In three articles ZEIT tries to link conservative party AfD to the Nazis or neonazis today.
Peter Felser sits in the German parliament Bundestag for conservative party AfD. ZEIT unearthed his past in a “brown” society. Brown is the color Germans associate with the Nazis because of the brown shirts worn by the SA thugs. The “dirt” is some decades old. Peter Felser was twenty and served in the German army Bundeswehr. Thanks for reading.
I’m kidding, but for the left serving in the military is already “brown” enough. Anyway, it gets “worse”.
He also was member of a group called Freibund which translates to Free Band or Free Group – you get the idea, innocuous. The state designates the group, however, as right-wing extremists since 1996. That is decades after the group was founded in 1957. According to ZEIT, it was founded in the image of the Hitler Youth.
Also decades ago, before the 1970s, the group went camping with the Wiking-Jugend (Viking Youth, but a strange grammar). Tents, bonfire, songs. The pure evil. The Wiking-Jugend is outlawed for a reason ZEIT does not reveal. Germans don’t have a sense for human rights like freedom of association. When human rights are violated it is just assumed that the victim really deserved it. Group forbidden. We are not expected to wonder.
In a whiff of honesty the ZEIT article then says that the Freibund did not display “brown” ideology afterwards, I mean, after all the “brown” camping. So when Peter Felser joined, it had already “orientated itself away from National Socialism” (verbatim translation).
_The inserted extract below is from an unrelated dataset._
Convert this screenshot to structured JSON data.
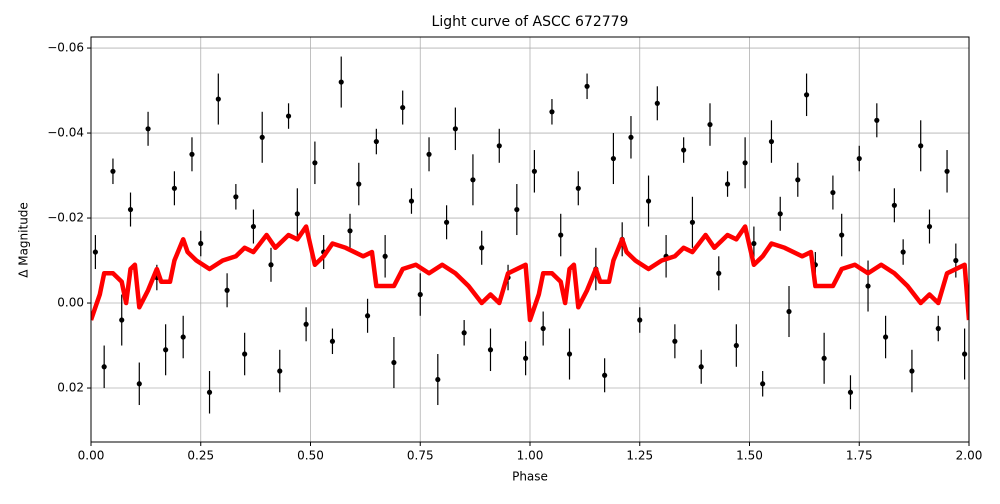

But the politician was also a member of the Hochschulgilde Heinrich der Löwe which seems to be something like a Burschenschaft. Felser then founded a marketing agency with the name wk&f-Filmverlag. Among the many respectable clients, the company also produced two videos for the now dissolved party Republikaner.
The Republikaner were once founded in the eighties as a mainstream conservative party. Through infiltration by the Verfassungsschutz, a hostile media campaign and poor leadership, the respectable members left the party and the leftovers were at some point a bunch of (often antisemtic) morons. Peter Felser was a member himself, but he also eventually left the snake pit.
To summarize the mud digging and slinging: Peter Felser was a member of some groups that he has left and has no record of unethical behavior.
Another article explains that 70 disco clubs declared not to cooperate with the AfD in any way and that they hate them and blah blah. Slogan: “Reclaim Club Culture against Nazis.” Reclaim against is Germans’ the English do grammar.
But the third article is the best. The author describes a picnic with her kids and another befriended mother with a baby. Her sons start a conversation with two men who carry a ball. She says, “I don’t want my kids to speak to Nazis.” Her friend, not a good citizen, just shrugs, “Nah, they surely are no Nazis.” Red alarm. Red alarm. Never contradict a lefty who has spotted Nazis.
The author described how she ran to her children and told them that they must go now. Picnic over. Nazis. While they pack, one of the men strips off his T-shirt. His back shows a big tattoo of an iron cross. She calls it “Wehrmacht cross”. The iron cross is a military decoration that was once awarded in the wars against the Napolean occupation and is now a symbol of the Bundeswehr. I love the idea of the tattoo. Badass.
The things that originally tipped her off were “military style haircuts” (no skin heads) and cargo trousers.
Anyway, she panicks and leaves the scene. Then she rants about the AfD whatever they have to do with her picnic.